While observers, and some rivals, have expressed concern that everything from the European debt crisis to the possibly slowing U.S. economy to election-year anti-outsourcing rhetoric will dampen outsourcing demand, TCS beat analyst estimates with annual revenues of $ 10.17 billion – up 24 percent over a year earlier. It also became the he first Indian IT company to grow beyond the $10 billion mark. The firm’s Infrastructure Services, Enterprise Solutions and Business Process Outsourcing businesses each racked up more than $1 billion in revenues in the fiscal year ending March 31st with net income up 16% to $2.2 billion.
Among the customer wins pointing to more innovation or “transformation” deals (rather than simply outsourcing existing work) were TCS’s selection by a leading US Insurer “to help it re-architect its policy and customer management application portfolio and drive greater agility in product development, integrated marketing, and customer experience management.” A large European telecom vendor chose TCS “to restructure their application and infrastructure management services and help transition from legacy service vendors, re-architect the solution delivery processes and transform to an end-to-end managed services model.”
Some analysts pointed out that TCS was able to outperform some of its peers who had more exposure in the volatile banking, financial services and insurance sector.
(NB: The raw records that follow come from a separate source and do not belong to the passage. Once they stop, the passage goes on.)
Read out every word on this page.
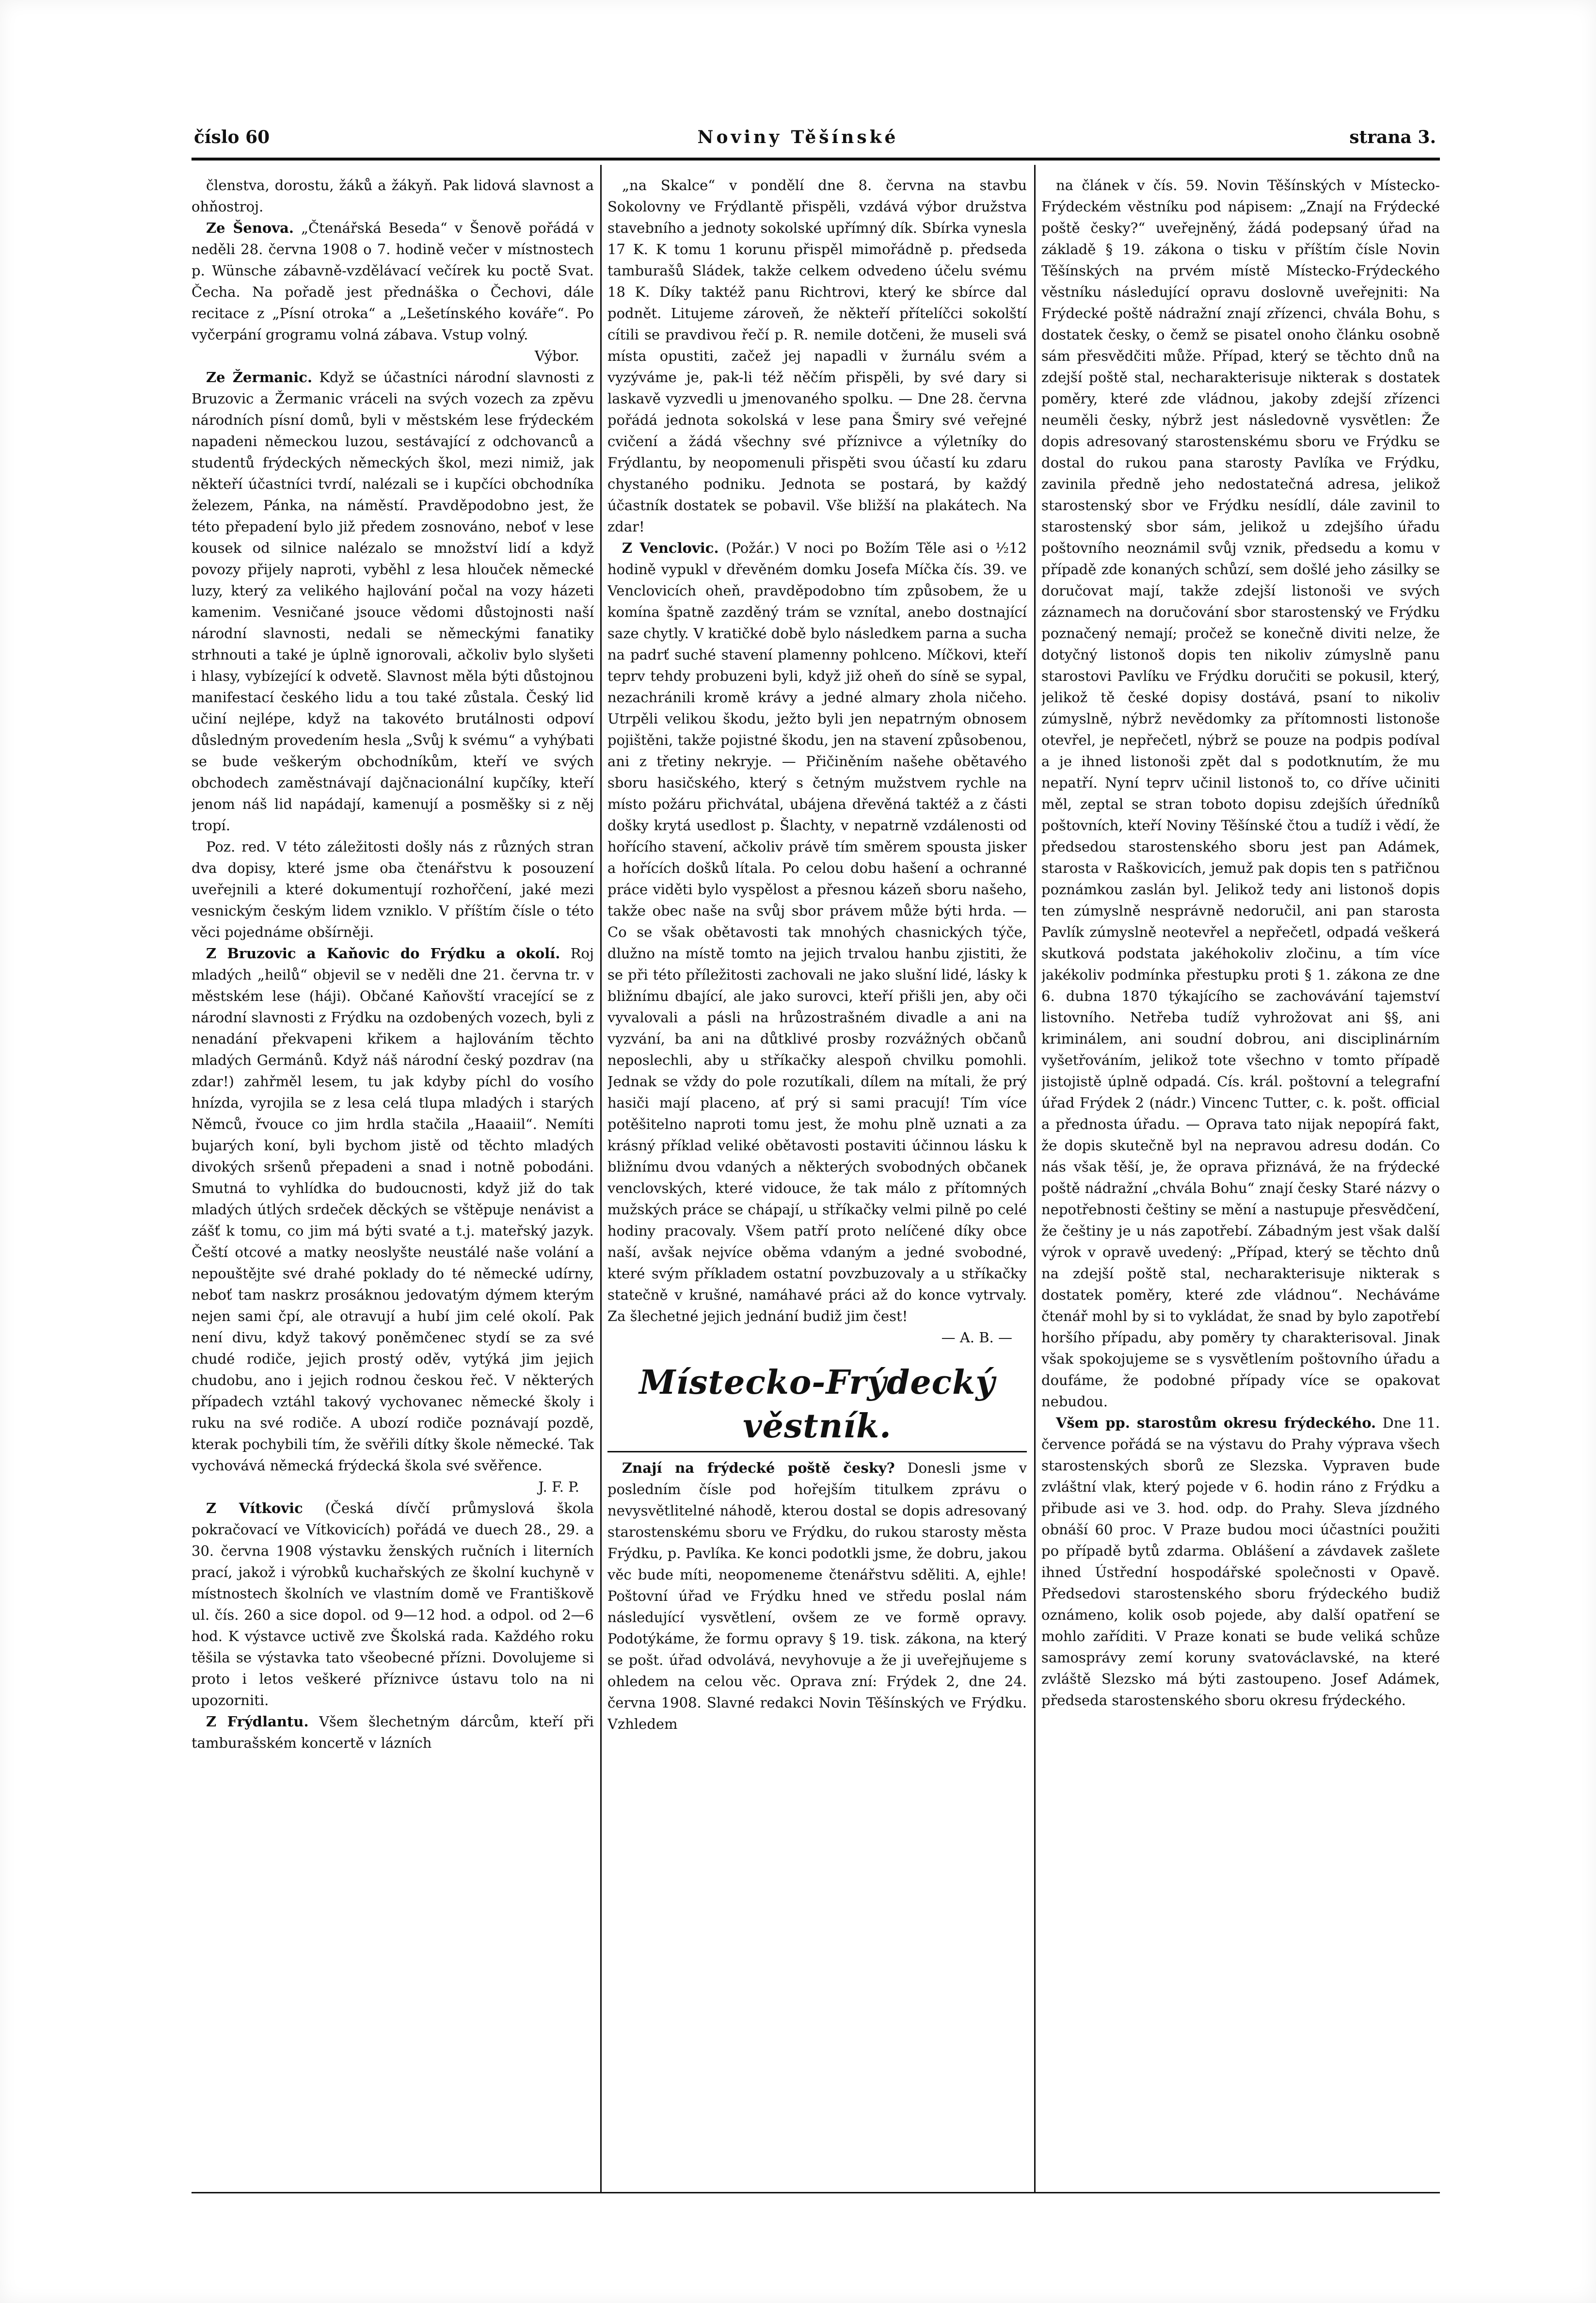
Noviny Těšínské
číslo 60	strana 3.

členstva, dorostu, žáků a žákyň. Pak lidová slavnost a ohňostroj.

Ze Šenova. „Čtenářská Beseda“ v Šenově pořádá v neděli 28. června 1908 o 7. hodině večer v místnostech p. Wünsche zábavně-vzdělávací večírek ku poctě Svat. Čecha. Na pořadě jest přednáška o Čechovi, dále recitace z „Písní otroka“ a „Lešetínského kováře“. Po vyčerpání grogramu volná zábava. Vstup volný.

Výbor.

Ze Žermanic. Když se účastníci národní slavnosti z Bruzovic a Žermanic vráceli na svých vozech za zpěvu národních písní domů, byli v městském lese frýdeckém napadeni německou luzou, sestávající z odchovanců a studentů frýdeckých německých škol, mezi nimiž, jak někteří účastníci tvrdí, nalézali se i kupčíci obchodníka železem, Pánka, na náměstí. Pravděpodobno jest, že této přepadení bylo již předem zosnováno, neboť v lese kousek od silnice nalézalo se množství lidí a když povozy přijely naproti, vyběhl z lesa hlouček německé luzy, který za velikého hajlování počal na vozy házeti kamenim. Vesničané jsouce vědomi důstojnosti naší národní slavnosti, nedali se německými fanatiky strhnouti a také je úplně ignorovali, ačkoliv bylo slyšeti i hlasy, vybízející k odvetě. Slavnost měla býti důstojnou manifestací českého lidu a tou také zůstala. Český lid učiní nejlépe, když na takovéto brutálnosti odpoví důsledným provedením hesla „Svůj k svému“ a vyhýbati se bude veškerým obchodníkům, kteří ve svých obchodech zaměstnávají dajčnacionální kupčíky, kteří jenom náš lid napádají, kamenují a posměšky si z něj tropí.

Poz. red. V této záležitosti došly nás z různých stran dva dopisy, které jsme oba čtenářstvu k posouzení uveřejnili a které dokumentují rozhořčení, jaké mezi vesnickým českým lidem vzniklo. V příštím čísle o této věci pojednáme obšírněji.

Z Bruzovic a Kaňovic do Frýdku a okolí. Roj mladých „heilů“ objevil se v neděli dne 21. června tr. v městském lese (háji). Občané Kaňovští vracející se z národní slavnosti z Frýdku na ozdobených vozech, byli z nenadání překvapeni křikem a hajlováním těchto mladých Germánů. Když náš národní český pozdrav (na zdar!) zahřměl lesem, tu jak kdyby píchl do vosího hnízda, vyrojila se z lesa celá tlupa mladých i starých Němců, řvouce co jim hrdla stačila „Haaaiil“. Nemíti bujarých koní, byli bychom jistě od těchto mladých divokých sršenů přepadeni a snad i notně pobodáni. Smutná to vyhlídka do budoucnosti, když již do tak mladých útlých srdeček děckých se vštěpuje nenávist a zášť k tomu, co jim má býti svaté a t.j. mateřský jazyk. Čeští otcové a matky neoslyšte neustálé naše volání a nepouštějte své drahé poklady do té německé udírny, neboť tam naskrz prosáknou jedovatým dýmem kterým nejen sami čpí, ale otravují a hubí jim celé okolí. Pak není divu, když takový poněmčenec stydí se za své chudé rodiče, jejich prostý oděv, vytýká jim jejich chudobu, ano i jejich rodnou českou řeč. V některých případech vztáhl takový vychovanec německé školy i ruku na své rodiče. A ubozí rodiče poznávají pozdě, kterak pochybili tím, že svěřili dítky škole německé. Tak vychovává německá frýdecká škola své svěřence.

J. F. P.

Z Vítkovic (Česká dívčí průmyslová škola pokračovací ve Vítkovicích) pořádá ve duech 28., 29. a 30. června 1908 výstavku ženských ručních i literních prací, jakož i výrobků kuchařských ze školní kuchyně v místnostech školních ve vlastním domě ve Františkově ul. čís. 260 a sice dopol. od 9—12 hod. a odpol. od 2—6 hod. K výstavce uctivě zve Školská rada. Každého roku těšila se výstavka tato všeobecné přízni. Dovolujeme si proto i letos veškeré příznivce ústavu tolo na ni upozorniti.

Z Frýdlantu. Všem šlechetným dárcům, kteří při tamburašském koncertě v lázních

„na Skalce“ v pondělí dne 8. června na stavbu Sokolovny ve Frýdlantě přispěli, vzdává výbor družstva stavebního a jednoty sokolské upřímný dík. Sbírka vynesla 17 K. K tomu 1 korunu přispěl mimořádně p. předseda tamburašů Sládek, takže celkem odvedeno účelu svému 18 K. Díky taktéž panu Richtrovi, který ke sbírce dal podnět. Litujeme zároveň, že někteří přítelíčci sokolští cítili se pravdivou řečí p. R. nemile dotčeni, že museli svá místa opustiti, začež jej napadli v žurnálu svém a vyzýváme je, pak-li též něčím přispěli, by své dary si laskavě vyzvedli u jmenovaného spolku. — Dne 28. června pořádá jednota sokolská v lese pana Šmiry své veřejné cvičení a žádá všechny své příznivce a výletníky do Frýdlantu, by neopomenuli přispěti svou účastí ku zdaru chystaného podniku. Jednota se postará, by každý účastník dostatek se pobavil. Vše bližší na plakátech. Na zdar!

Z Venclovic. (Požár.) V noci po Božím Těle asi o ½12 hodině vypukl v dřevěném domku Josefa Míčka čís. 39. ve Venclovicích oheň, pravděpodobno tím způsobem, že u komína špatně zazděný trám se vznítal, anebo dostnající saze chytly. V kratičké době bylo následkem parna a sucha na padrť suché stavení plamenny pohlceno. Míčkovi, kteří teprv tehdy probuzeni byli, když již oheň do síně se sypal, nezachránili kromě krávy a jedné almary zhola ničeho. Utrpěli velikou škodu, ježto byli jen nepatrným obnosem pojištěni, takže pojistné škodu, jen na stavení způsobenou, ani z třetiny nekryje. — Přičiněním našehe obětavého sboru hasičského, který s četným mužstvem rychle na místo požáru přichvátal, ubájena dřevěná taktéž a z části došky krytá usedlost p. Šlachty, v nepatrně vzdálenosti od hořícího stavení, ačkoliv právě tím směrem spousta jisker a hořících došků lítala. Po celou dobu hašení a ochranné práce viděti bylo vyspělost a přesnou kázeň sboru našeho, takže obec naše na svůj sbor právem může býti hrda. — Co se však obětavosti tak mnohých chasnických týče, dlužno na místě tomto na jejich trvalou hanbu zjistiti, že se při této příležitosti zachovali ne jako slušní lidé, lásky k bližnímu dbající, ale jako surovci, kteří přišli jen, aby oči vyvalovali a pásli na hrůzostrašném divadle a ani na vyzvání, ba ani na důtklivé prosby rozvážných občanů neposlechli, aby u stříkačky alespoň chvilku pomohli. Jednak se vždy do pole rozutíkali, dílem na mítali, že prý hasiči mají placeno, ať prý si sami pracují! Tím více potěšitelno naproti tomu jest, že mohu plně uznati a za krásný příklad veliké obětavosti postaviti účinnou lásku k bližnímu dvou vdaných a některých svobodných občanek venclovských, které vidouce, že tak málo z přítomných mužských práce se chápají, u stříkačky velmi pilně po celé hodiny pracovaly. Všem patří proto nelíčené díky obce naší, avšak nejvíce oběma vdaným a jedné svobodné, které svým příkladem ostatní povzbuzovaly a u stříkačky statečně v krušné, namáhavé práci až do konce vytrvaly. Za šlechetné jejich jednání budiž jim čest!

— A. B. —

Místecko-Frýdecký věstník.

Znají na frýdecké poště česky? Donesli jsme v posledním čísle pod hořejším titulkem zprávu o nevysvětlitelné náhodě, kterou dostal se dopis adresovaný starostenskému sboru ve Frýdku, do rukou starosty města Frýdku, p. Pavlíka. Ke konci podotkli jsme, že dobru, jakou věc bude míti, neopomeneme čtenářstvu sděliti. A, ejhle! Poštovní úřad ve Frýdku hned ve středu poslal nám následující vysvětlení, ovšem ze ve formě opravy. Podotýkáme, že formu opravy § 19. tisk. zákona, na který se pošt. úřad odvolává, nevyhovuje a že ji uveřejňujeme s ohledem na celou věc. Oprava zní: Frýdek 2, dne 24. června 1908. Slavné redakci Novin Těšínských ve Frýdku. Vzhledem

na článek v čís. 59. Novin Těšínských v Místecko-Frýdeckém věstníku pod nápisem: „Znají na Frýdecké poště česky?“ uveřejněný, žádá podepsaný úřad na základě § 19. zákona o tisku v příštím čísle Novin Těšínských na prvém místě Místecko-Frýdeckého věstníku následující opravu doslovně uveřejniti: Na Frýdecké poště nádražní znají zřízenci, chvála Bohu, s dostatek česky, o čemž se pisatel onoho článku osobně sám přesvědčiti může. Případ, který se těchto dnů na zdejší poště stal, necharakterisuje nikterak s dostatek poměry, které zde vládnou, jakoby zdejší zřízenci neuměli česky, nýbrž jest následovně vysvětlen: Že dopis adresovaný starostenskému sboru ve Frýdku se dostal do rukou pana starosty Pavlíka ve Frýdku, zavinila předně jeho nedostatečná adresa, jelikož starostenský sbor ve Frýdku nesídlí, dále zavinil to starostenský sbor sám, jelikož u zdejšího úřadu poštovního neoznámil svůj vznik, předsedu a komu v případě zde konaných schůzí, sem došlé jeho zásilky se doručovat mají, takže zdejší listonoši ve svých záznamech na doručování sbor starostenský ve Frýdku poznačený nemají; pročež se konečně diviti nelze, že dotyčný listonoš dopis ten nikoliv zúmyslně panu starostovi Pavlíku ve Frýdku doručiti se pokusil, který, jelikož tě české dopisy dostává, psaní to nikoliv zúmyslně, nýbrž nevědomky za přítomnosti listonoše otevřel, je nepřečetl, nýbrž se pouze na podpis podíval a je ihned listonoši zpět dal s podotknutím, že mu nepatří. Nyní teprv učinil listonoš to, co dříve učiniti měl, zeptal se stran toboto dopisu zdejších úředníků poštovních, kteří Noviny Těšínské čtou a tudíž i vědí, že předsedou starostenského sboru jest pan Adámek, starosta v Raškovicích, jemuž pak dopis ten s patřičnou poznámkou zaslán byl. Jelikož tedy ani listonoš dopis ten zúmyslně nesprávně nedoručil, ani pan starosta Pavlík zúmyslně neotevřel a nepřečetl, odpadá veškerá skutková podstata jakéhokoliv zločinu, a tím více jakékoliv podmínka přestupku proti § 1. zákona ze dne 6. dubna 1870 týkajícího se zachovávání tajemství listovního. Netřeba tudíž vyhrožovat ani §§, ani kriminálem, ani soudní dobrou, ani disciplinárním vyšetřováním, jelikož tote všechno v tomto případě jistojistě úplně odpadá. Cís. král. poštovní a telegrafní úřad Frýdek 2 (nádr.) Vincenc Tutter, c. k. pošt. official a přednosta úřadu. — Oprava tato nijak nepopírá fakt, že dopis skutečně byl na nepravou adresu dodán. Co nás však těší, je, že oprava přiznává, že na frýdecké poště nádražní „chvála Bohu“ znají česky Staré názvy o nepotřebnosti češtiny se mění a nastupuje přesvědčení, že češtiny je u nás zapotřebí. Zábadným jest však další výrok v opravě uvedený: „Případ, který se těchto dnů na zdejší poště stal, necharakterisuje nikterak s dostatek poměry, které zde vládnou“. Necháváme čtenář mohl by si to vykládat, že snad by bylo zapotřebí horšího případu, aby poměry ty charakterisoval. Jinak však spokojujeme se s vysvětlením poštovního úřadu a doufáme, že podobné případy více se opakovat nebudou.

Všem pp. starostům okresu frýdeckého. Dne 11. července pořádá se na výstavu do Prahy výprava všech starostenských sborů ze Slezska. Vypraven bude zvláštní vlak, který pojede v 6. hodin ráno z Frýdku a přibude asi ve 3. hod. odp. do Prahy. Sleva jízdného obnáší 60 proc. V Praze budou moci účastníci použiti po případě bytů zdarma. Oblášení a závdavek zašlete ihned Ústřední hospodářské společnosti v Opavě. Předsedovi starostenského sboru frýdeckého budiž oznámeno, kolik osob pojede, aby další opatření se mohlo zaříditi. V Praze konati se bude veliká schůze samosprávy zemí koruny svatováclavské, na které zvláště Slezsko má býti zastoupeno. Josef Adámek, předseda starostenského sboru okresu frýdeckého.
Among the fastest-growing delivery areas year over year (according to a presentation on the TCS site) were global consulting (up 56%,) assurance services and enterprise solutions (both up 44%), and infrastructure services, up 40%.
One possible sign of slowing growth is the fourth quarter, where revenues grew only 2.4% over the year before. However, Chief Executive Officer N. Chandrasekaran told a press conference that “Deal momentum is good, so we are pretty positive.” Among other closely-watched metrics: Attrition fell to 12.2% and the overall utilization rate was 806%, falling to 71.3 % when trainees were included.